The official blog of Abacus Group — a place to share our knowledge and thoughts on trends in recruiting

February 28, 2013

Is it Time to Look for a New Job?

To date, Abacus Group’s blog has provided extensive advice regarding new employment, including: crafting an impressive resume, identifying a target salary range and demonstrating enthusiasm in an interview.  What’s missing from the collection? The initial motivation to seek new employment.
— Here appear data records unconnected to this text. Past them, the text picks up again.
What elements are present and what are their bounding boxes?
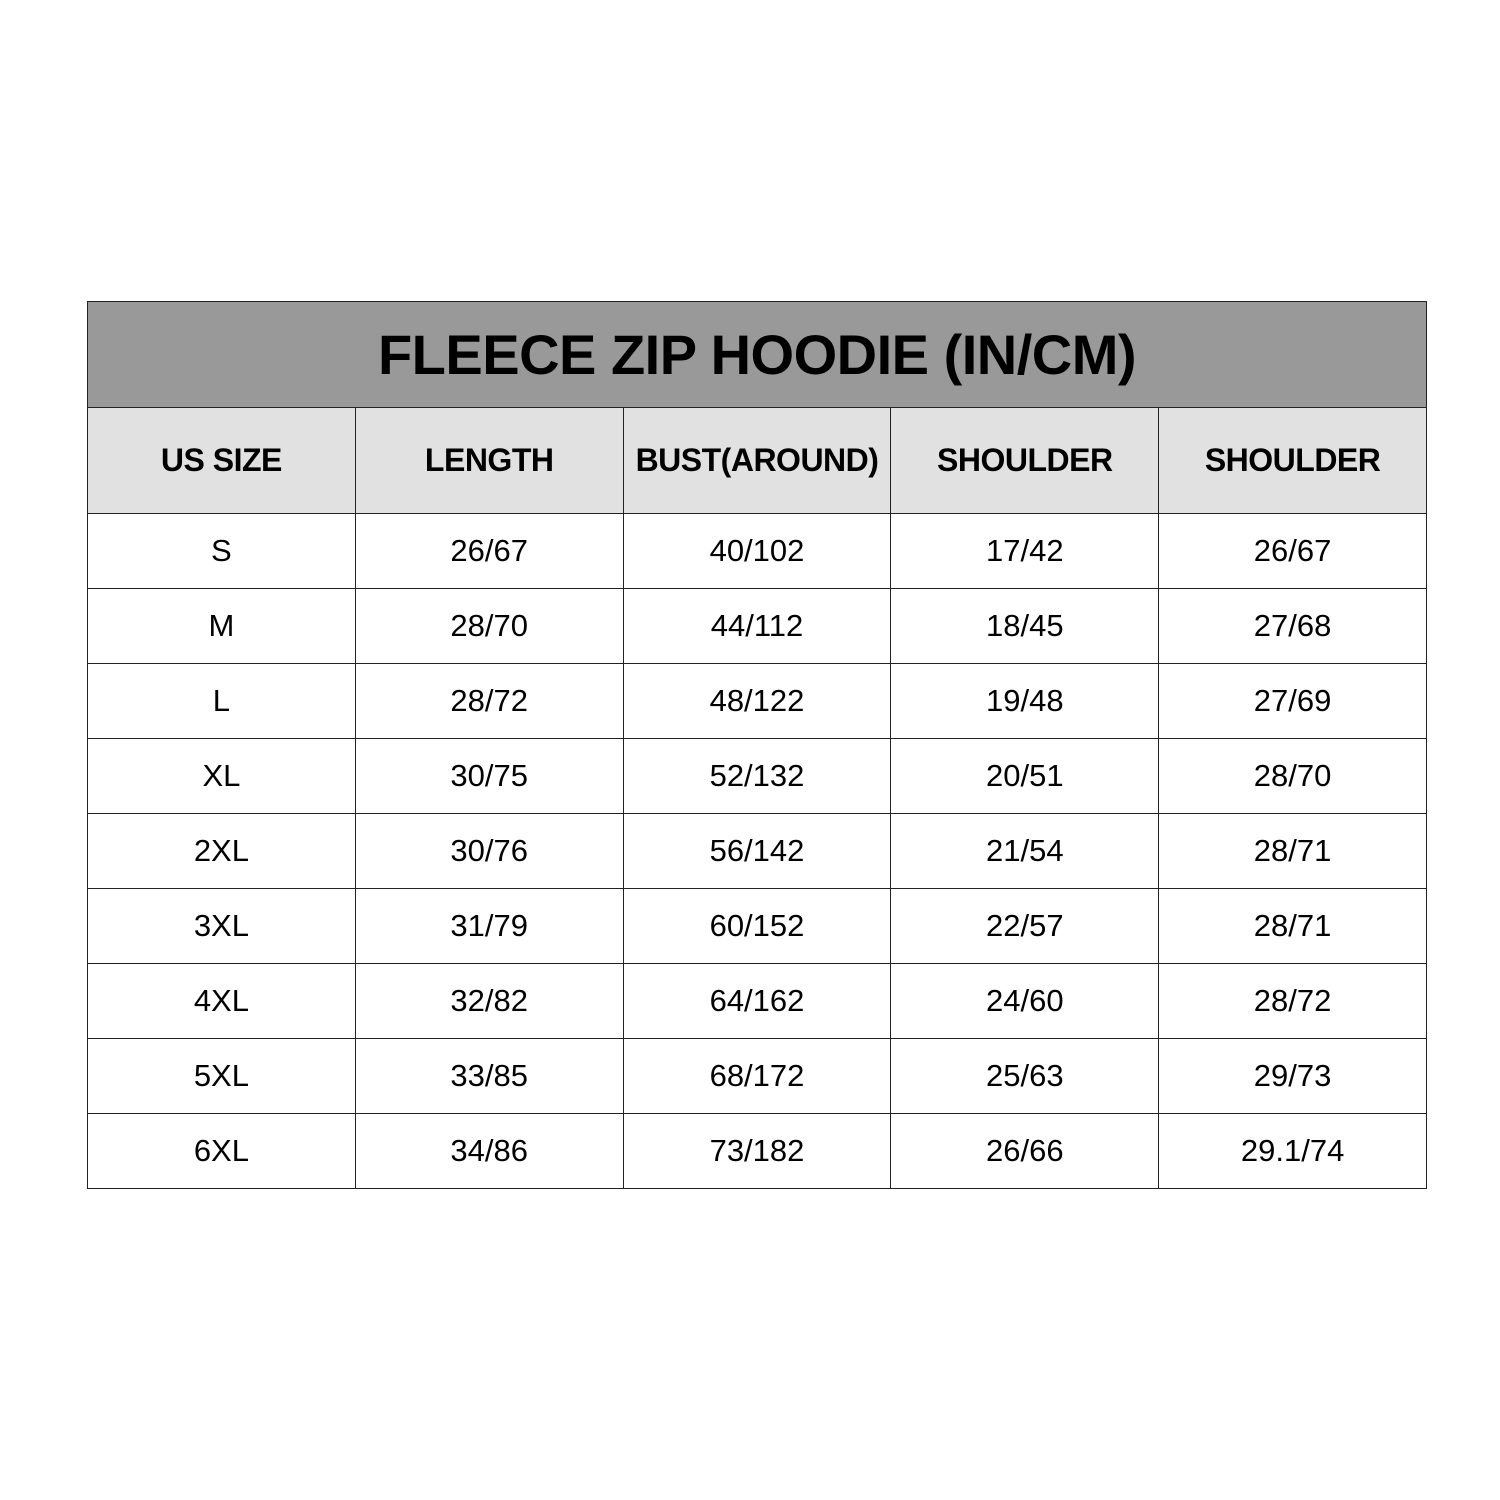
size-cell: XL (87, 738, 356, 814)
table-row: XL 30/75 52/132 20/51 28/70 (87, 738, 1427, 814)
measurement-cell: 40/102 (622, 513, 892, 589)
measurement-cell: 26/67 (1158, 513, 1427, 589)
measurement-cell: 28/71 (1158, 813, 1427, 889)
table-row: 6XL 34/86 73/182 26/66 29.1/74 (87, 1113, 1427, 1189)
table-row: M 28/70 44/112 18/45 27/68 (87, 588, 1427, 664)
measurement-cell: 44/112 (622, 588, 892, 664)
measurement-cell: 21/54 (890, 813, 1160, 889)
measurement-cell: 28/70 (1158, 738, 1427, 814)
measurement-cell: 34/86 (354, 1113, 624, 1189)
measurement-cell: 73/182 (622, 1113, 892, 1189)
measurement-cell: 26/66 (890, 1113, 1160, 1189)
measurement-cell: 60/152 (622, 888, 892, 964)
table-body: S 26/67 40/102 17/42 26/67 M 28/70 44/112 18/45 2… (87, 513, 1427, 1189)
title-row: FLEECE ZIP HOODIE (IN/CM) (87, 301, 1427, 408)
column-header: SHOULDER (890, 407, 1160, 514)
measurement-cell: 25/63 (890, 1038, 1160, 1114)
measurement-cell: 48/122 (622, 663, 892, 739)
measurement-cell: 28/72 (1158, 963, 1427, 1039)
measurement-cell: 28/72 (354, 663, 624, 739)
measurement-cell: 33/85 (354, 1038, 624, 1114)
table-title: FLEECE ZIP HOODIE (IN/CM) (87, 301, 1427, 408)
size-cell: 5XL (87, 1038, 356, 1114)
measurement-cell: 64/162 (622, 963, 892, 1039)
measurement-cell: 52/132 (622, 738, 892, 814)
size-cell: 3XL (87, 888, 356, 964)
measurement-cell: 56/142 (622, 813, 892, 889)
table-row: L 28/72 48/122 19/48 27/69 (87, 663, 1427, 739)
measurement-cell: 32/82 (354, 963, 624, 1039)
measurement-cell: 27/68 (1158, 588, 1427, 664)
measurement-cell: 30/76 (354, 813, 624, 889)
column-header: SHOULDER (1158, 407, 1427, 514)
column-header: US SIZE (87, 407, 356, 514)
measurement-cell: 26/67 (354, 513, 624, 589)
size-chart-table: FLEECE ZIP HOODIE (IN/CM) US SIZE LENGTH B… (87, 301, 1427, 1189)
size-cell: L (87, 663, 356, 739)
measurement-cell: 29/73 (1158, 1038, 1427, 1114)
size-cell: S (87, 513, 356, 589)
table-row: 3XL 31/79 60/152 22/57 28/71 (87, 888, 1427, 964)
column-header: BUST(AROUND) (622, 407, 892, 514)
size-cell: M (87, 588, 356, 664)
header-row: US SIZE LENGTH BUST(AROUND) SHOULDER SHOULDE… (87, 407, 1427, 514)
table-row: 2XL 30/76 56/142 21/54 28/71 (87, 813, 1427, 889)
measurement-cell: 17/42 (890, 513, 1160, 589)
measurement-cell: 22/57 (890, 888, 1160, 964)
table-row: S 26/67 40/102 17/42 26/67 (87, 513, 1427, 589)
measurement-cell: 18/45 (890, 588, 1160, 664)
table-row: 5XL 33/85 68/172 25/63 29/73 (87, 1038, 1427, 1114)
size-cell: 6XL (87, 1113, 356, 1189)
measurement-cell: 19/48 (890, 663, 1160, 739)
measurement-cell: 68/172 (622, 1038, 892, 1114)
measurement-cell: 29.1/74 (1158, 1113, 1427, 1189)
measurement-cell: 20/51 (890, 738, 1160, 814)
measurement-cell: 30/75 (354, 738, 624, 814)
table-row: 4XL 32/82 64/162 24/60 28/72 (87, 963, 1427, 1039)
measurement-cell: 27/69 (1158, 663, 1427, 739)
measurement-cell: 24/60 (890, 963, 1160, 1039)
measurement-cell: 28/71 (1158, 888, 1427, 964)
column-header: LENGTH (354, 407, 624, 514)
size-cell: 2XL (87, 813, 356, 889)
size-cell: 4XL (87, 963, 356, 1039)
measurement-cell: 28/70 (354, 588, 624, 664)
measurement-cell: 31/79 (354, 888, 624, 964)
Formulating a clear understanding of the reasons why one wants to change jobs is an essential first step in any job search.  Once the biggest areas of dissatisfaction have been identified, one can more effectively begin a targeted search that best meets his or her professional needs.
Given the previous concentration on job search strategies that pertain exclusively to active candidates, or professionals who have already taken dedicated measures to procure a new job, the content below can assist passive candidates – those who have not yet officially decided to begin a job search or are perhaps unsure about doing so.  A compilation of the most important signs that one’s job is no longer beneficial to career growth, this list should prove helpful for anyone who has become apathetic, overwhelmed, unchallenged, etc. in his or her current position and seeks confirmation that it is indeed time to look for a new job.

Learning opportunities are stagnant
One of the most valuable aspects of a job is the continuous development of new knowledge and skills. Opportunities for learning on the job might take the form of handling unfamiliar challenges or completing diverse projects. By continuously learning in these types of situations, a professional remains engaged and intellectually stimulated by his or her work.  When the ability to learn dissolves, though, work becomes mundane and quite likely a source of resentment.
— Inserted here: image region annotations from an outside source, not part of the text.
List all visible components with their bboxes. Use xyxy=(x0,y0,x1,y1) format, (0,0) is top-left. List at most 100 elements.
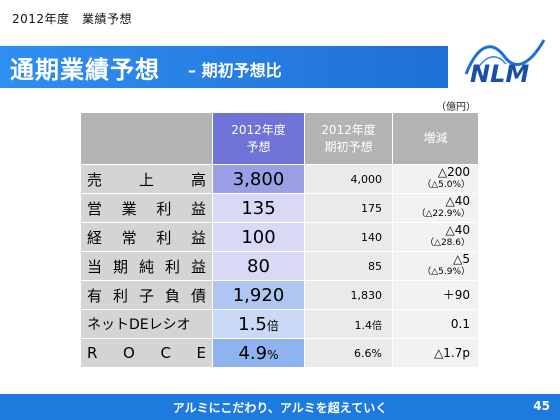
change-percent: （△5.9%） xyxy=(422,267,470,277)
initial-unit: 倍 xyxy=(372,320,382,332)
svg-text:NLM: NLM xyxy=(470,60,529,88)
nlm-logo-icon: NLM xyxy=(464,39,546,88)
table-row: R O C E 4.9% 6.6% △1.7p xyxy=(80,338,479,368)
row-label-text: 当期純利益 xyxy=(87,256,206,277)
row-label-char: 益 xyxy=(190,228,206,247)
change-percent: （△5.0%） xyxy=(422,180,470,190)
slide-title: 通期業績予想 xyxy=(10,56,160,84)
unit-label: （億円） xyxy=(436,102,476,113)
slide-subtitle: – 期初予想比 xyxy=(188,61,282,80)
row-label-char: 営 xyxy=(87,199,103,218)
row-label-char: 上 xyxy=(138,170,154,189)
row-label-text: 経常利益 xyxy=(87,227,206,248)
change-value: △40 （△28.6） xyxy=(392,222,479,252)
change-amount: △200 xyxy=(437,165,470,179)
change-amount: △1.7p xyxy=(434,345,470,360)
forecast-value: 3,800 xyxy=(212,164,305,194)
header-blank xyxy=(80,112,213,165)
initial-number: 4,000 xyxy=(350,172,383,186)
row-label-text: 有利子負債 xyxy=(87,285,206,306)
row-label: ネットDEレシオ xyxy=(80,309,213,339)
forecast-value: 4.9% xyxy=(212,338,305,368)
initial-number: 140 xyxy=(361,230,382,244)
row-label-char: 債 xyxy=(190,286,206,305)
forecast-number: 100 xyxy=(241,226,276,248)
row-label: 当期純利益 xyxy=(80,251,213,281)
change-amount: ＋90 xyxy=(442,287,470,302)
row-label-char: 純 xyxy=(138,257,154,276)
row-label-char: 利 xyxy=(112,286,128,305)
row-label: 経常利益 xyxy=(80,222,213,252)
change-percent: （△28.6） xyxy=(425,238,470,248)
initial-number: 1.4 xyxy=(354,318,373,332)
change-value: △5 （△5.9%） xyxy=(392,251,479,281)
forecast-unit: % xyxy=(267,347,279,362)
change-amount: △5 xyxy=(453,252,470,266)
row-label-text: ネットDEレシオ xyxy=(87,317,191,333)
forecast-value: 1,920 xyxy=(212,280,305,310)
change-percent: （△22.9%） xyxy=(416,209,470,219)
header-change: 増減 xyxy=(392,112,479,165)
row-label-char: 売 xyxy=(87,170,103,189)
row-label-char: 有 xyxy=(87,286,103,305)
row-label-char: 高 xyxy=(190,170,206,189)
initial-number: 1,830 xyxy=(350,288,383,302)
forecast-table: 2012年度 予想 2012年度 期初予想 増減 売 上 高 3,800 4,000 △2… xyxy=(80,112,479,368)
header-initial-forecast: 2012年度 期初予想 xyxy=(304,112,393,165)
row-label-char: 経 xyxy=(87,228,103,247)
row-label-char: 業 xyxy=(121,199,137,218)
forecast-number: 3,800 xyxy=(232,168,285,190)
change-amount: △40 xyxy=(445,223,471,237)
row-label-char: 子 xyxy=(138,286,154,305)
forecast-value: 80 xyxy=(212,251,305,281)
row-label-char: 益 xyxy=(190,257,206,276)
row-label: 売上高 xyxy=(80,164,213,194)
initial-forecast-value: 6.6% xyxy=(304,338,393,368)
title-bar: 通期業績予想 – 期初予想比 xyxy=(0,46,448,88)
footer-slogan: アルミにこだわり、アルミを超えていく xyxy=(172,401,388,415)
table-row: 当期純利益 80 85 △5 （△5.9%） xyxy=(80,251,479,281)
table-row: 売 上 高 3,800 4,000 △200 （△5.0%） xyxy=(80,164,479,194)
page-number: 45 xyxy=(533,399,550,413)
change-value: ＋90 xyxy=(392,280,479,310)
row-label-char: 利 xyxy=(156,228,172,247)
row-label-char: R xyxy=(87,344,98,362)
row-label-char: O xyxy=(123,344,135,362)
row-label-char: 期 xyxy=(112,257,128,276)
change-value: 0.1 xyxy=(392,309,479,339)
table-row: 経常利益 100 140 △40 （△28.6） xyxy=(80,222,479,252)
forecast-number: 80 xyxy=(247,255,270,277)
row-label-char: 益 xyxy=(190,199,206,218)
row-label-char: 利 xyxy=(156,199,172,218)
change-value: △200 （△5.0%） xyxy=(392,164,479,194)
initial-forecast-value: 85 xyxy=(304,251,393,281)
row-label-char: E xyxy=(196,344,206,362)
initial-number: 175 xyxy=(361,201,382,215)
row-label-text: 営業利益 xyxy=(87,198,206,219)
row-label: 営業利益 xyxy=(80,193,213,223)
row-label: 有利子負債 xyxy=(80,280,213,310)
forecast-number: 4.9 xyxy=(238,342,268,364)
forecast-value: 135 xyxy=(212,193,305,223)
change-amount: 0.1 xyxy=(450,316,470,331)
row-label-char: 利 xyxy=(164,257,180,276)
footer-bar: アルミにこだわり、アルミを超えていく 45 xyxy=(0,394,560,420)
row-label-char: 負 xyxy=(164,286,180,305)
forecast-number: 1,920 xyxy=(232,284,285,306)
initial-forecast-value: 140 xyxy=(304,222,393,252)
initial-forecast-value: 4,000 xyxy=(304,164,393,194)
forecast-number: 1.5 xyxy=(238,313,267,335)
initial-number: 85 xyxy=(368,259,382,273)
initial-number: 6.6% xyxy=(354,346,382,360)
table-row: 営業利益 135 175 △40 （△22.9%） xyxy=(80,193,479,223)
initial-forecast-value: 175 xyxy=(304,193,393,223)
change-value: △1.7p xyxy=(392,338,479,368)
row-label-char: 常 xyxy=(121,228,137,247)
row-label-char: C xyxy=(160,344,171,362)
change-value: △40 （△22.9%） xyxy=(392,193,479,223)
table-row: 有利子負債 1,920 1,830 ＋90 xyxy=(80,280,479,310)
forecast-value: 1.5倍 xyxy=(212,309,305,339)
initial-forecast-value: 1,830 xyxy=(304,280,393,310)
No possibility for advancement
The ability to advance within an organization is essential to one’s overall career development. Over time, a career should naturally progress to include greater responsibility and a growing knowledge of one’s chosen field.  Without opportunities for advancement, though, employee satisfaction is bound to suffer, reports a 2011 study from University of Iowa. To remain happy and motivated, professionals should ensure that their positions offer the potential for growth.

Compensation does not fit
Of course, money should never be the sole factor in employment-related decisions, but salary and benefits are obviously important to one’s financial well-being, and they should appropriately correspond to experience and capabilities.  The compensation for a position should properly align with market averages, based on industry, level and geography.  Assuming that one has already unsuccessfully requested a raise, there is no sense remaining in a financially insecure position.

Poor relationships with colleagues and/or supervisors
While a genuine appreciation for the nature of one’s work is crucial to job satisfaction, the relationships with co-workers and managers are just as important.  Given that full-time employees spend the majority of their waking hours at work, it only makes sense to ensure that one’s job brings some degree of interpersonal contentment. Favorable connections with others – whether they are above, below or on-par with one’s level in the company hierarchy – help an employee to remain emotionally healthy within the workplace.  Without companionship or respect in the office, an employee will inevitably be unable to give his or her best effort.

Lack of passion and enthusiasm
Similar to the absence of learning opportunities, a lack of genuine interest in the position is detrimental to one’s professional fulfillment. While the work may have been inspiring or exciting initially, it’s completely possible that the employee’s professional interests and goals have changed over time. What seemed like a perfect fit four years ago may now be producing extreme boredom. If a disengaged employee has already tried in vain to take on new or more diverse responsibilities in order to ward off apathy, a position with a new organization may be the best solution.